I assume RISC-V can reasonably be pitched to government tech & policy folks as having many directly applicable benefits to their set of problems in a way they may want to invest in. To procure RISC- systems, they’d probably want a bunch of verification done. If the community isn’t investing, maybe they would.

Caveat I’m not current on the state of RISC-V adoption in public sector systems. But I’ve done funded systems development work at start ups with DARPA/ARPA, InQTel, etc. A motivated party should be able to make this happen.

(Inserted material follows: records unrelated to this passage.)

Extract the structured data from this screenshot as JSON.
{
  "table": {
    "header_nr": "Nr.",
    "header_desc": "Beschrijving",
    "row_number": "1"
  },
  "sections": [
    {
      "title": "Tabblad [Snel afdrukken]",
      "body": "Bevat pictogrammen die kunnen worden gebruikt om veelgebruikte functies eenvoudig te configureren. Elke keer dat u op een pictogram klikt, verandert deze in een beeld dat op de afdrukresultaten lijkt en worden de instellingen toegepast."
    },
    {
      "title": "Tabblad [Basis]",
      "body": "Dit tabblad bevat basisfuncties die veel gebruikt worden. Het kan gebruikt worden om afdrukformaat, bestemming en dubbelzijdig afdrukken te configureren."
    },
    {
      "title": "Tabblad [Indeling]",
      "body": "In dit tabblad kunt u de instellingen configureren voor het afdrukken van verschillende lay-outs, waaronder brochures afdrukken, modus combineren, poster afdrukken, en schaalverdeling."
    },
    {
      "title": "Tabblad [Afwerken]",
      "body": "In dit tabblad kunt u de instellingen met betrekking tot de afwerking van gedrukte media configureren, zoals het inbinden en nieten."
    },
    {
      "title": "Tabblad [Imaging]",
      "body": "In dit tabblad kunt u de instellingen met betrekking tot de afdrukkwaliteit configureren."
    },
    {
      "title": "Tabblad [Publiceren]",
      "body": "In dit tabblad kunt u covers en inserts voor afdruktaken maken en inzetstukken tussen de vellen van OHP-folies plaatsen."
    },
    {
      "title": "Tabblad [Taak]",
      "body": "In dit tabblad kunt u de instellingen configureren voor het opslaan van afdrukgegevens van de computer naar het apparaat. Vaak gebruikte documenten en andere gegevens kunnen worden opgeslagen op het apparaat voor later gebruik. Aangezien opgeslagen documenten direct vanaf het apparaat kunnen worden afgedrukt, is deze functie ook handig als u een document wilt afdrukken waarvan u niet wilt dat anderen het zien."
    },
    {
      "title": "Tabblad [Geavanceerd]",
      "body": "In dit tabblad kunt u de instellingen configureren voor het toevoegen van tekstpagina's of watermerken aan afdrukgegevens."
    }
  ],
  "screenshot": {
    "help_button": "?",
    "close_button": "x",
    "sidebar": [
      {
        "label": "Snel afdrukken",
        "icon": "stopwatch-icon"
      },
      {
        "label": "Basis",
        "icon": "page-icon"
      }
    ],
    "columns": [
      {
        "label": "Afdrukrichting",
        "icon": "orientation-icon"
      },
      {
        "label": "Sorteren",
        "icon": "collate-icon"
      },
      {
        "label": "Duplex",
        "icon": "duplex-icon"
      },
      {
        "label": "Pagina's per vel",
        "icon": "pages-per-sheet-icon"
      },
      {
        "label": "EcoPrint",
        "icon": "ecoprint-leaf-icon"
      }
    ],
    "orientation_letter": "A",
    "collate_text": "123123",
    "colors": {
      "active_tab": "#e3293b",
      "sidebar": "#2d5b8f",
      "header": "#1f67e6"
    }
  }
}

Anyone closer to RISC-V know what the state of adoption in public sector?

gumby · 2024-04-28T19:06:49

> To me that screams for - develop interest in a US public sector

I disagree 100%.

(note I'm a big fan of the RISC V effort)

First, the US government can/should seed pieces of fundamental technology that the private sector may later use, but in general you really don't want the government funding direct competitors to competitive technology already in the private sector (boosting RISC V when ARM, x86 etc are widely available). On a practical level, even if you do think the USG should do such a thing it won't happen.

Look at the members of RISC V International -- they are mostly huge multinationals who could both afford and benefit from such work. In fact the author of the post works for Intel. They are they people who should be paying for it (the smaller members, like Sifive, and mostly bleeding money).

There is one hack that could work, and might even be the most feasible: get DARPA to fund the pedagogical document acuster described. That to me is similar to previous successful research-supporting projects DARPA has funded in the past, such as SPICE. But that's a special case.

And anyway, why USG? Where are China and Europe in this? The EU funding this kind of pedagogical document would be a good step towards get its chip mojo back.

Pet_Ant · 2024-04-28T15:26:05

This sounds like the perfect case for crowd founding. The community would likely support it. I bet some industry partners would support it. If you had a reasonable team capable throw it up there. $1M means 3 people at $330k, that seems feasible.